Bernhard Ruscher: Ich habe mir jede NFL-Partie, die irgendwo im Fernsehen lief, angesehen. Mit meinen Teamkollegen habe ich außerdem bei einem Phantasie-Spiel teilgenommen. Dabei bildete jeder Mitspieler ein Team aus NFL-Profis. Die Punkte, die die ausgewählten Spieler bei den NFL-Spielen sammelten, wurden dann zusammengerechnet. Und zwischen den Lockdowns wurde trainiert.

NÖN: Dafür stand der Kunstrasen in der neuen Heimstätte in Schwadorf zur Verfügung...

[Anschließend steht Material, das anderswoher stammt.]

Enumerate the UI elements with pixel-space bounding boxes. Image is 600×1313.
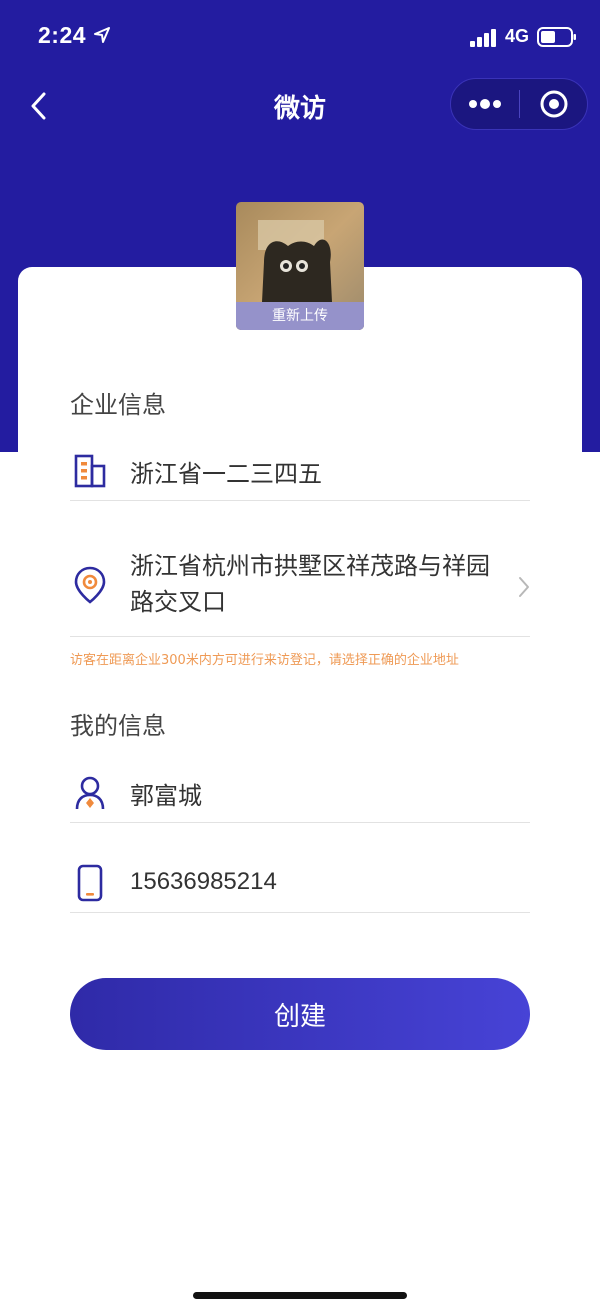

Ruscher: Genau, ein absoluter Traum. Nicht zu vergleichen mit dem alten Trainingsplatz in Pachfurth oder dem Fußballplatz in Fischamend. Verletzungen standen dort immer auf der Tagesordnung. Wegen der vielen Löcher sind viele Spieler umgeknickt und haben sich den Knöchel verstaucht. Das gehört jetzt der Vergangenheit an. Der Rasen ist pipifein und kann bei jeder Witterung, also auch bei Schnee, benutzt werden.

NÖN: Ein großer Vorteil im Hinblick auf den ersten Antritt in der dritten Division. Wie schätzen Sie die Chancen der Legionaries ein?

Ruscher: Mit ein paar Teams hatten wir schon in der Vergangenheit das Vergnügen und es war einige Male eine knappe Sache. Wir können sicher mit allen Gegnern mithalten. Wir verfügen auf jeder Position einen Top-Spieler. Wichtig wird sein, dass wir in diesen Positionen auch genauso starke Spieler nachbesetzen können.

NÖN: Gibt es genug Kandidaten?

Ruscher: Es gibt fünf bis zehn Rookies, die zum Teil im September zu uns gestoßen sind, aber noch kein Match in den Beinen haben. Ich spiele schon das sechste Jahr bei den Legionaries und habe unser Spielsystem schon intus. Die Neuen müssen diesen Weg noch beschreiten. Entscheidend wird sein, wie schnell sie zu den Leistungsträgern heranreifen.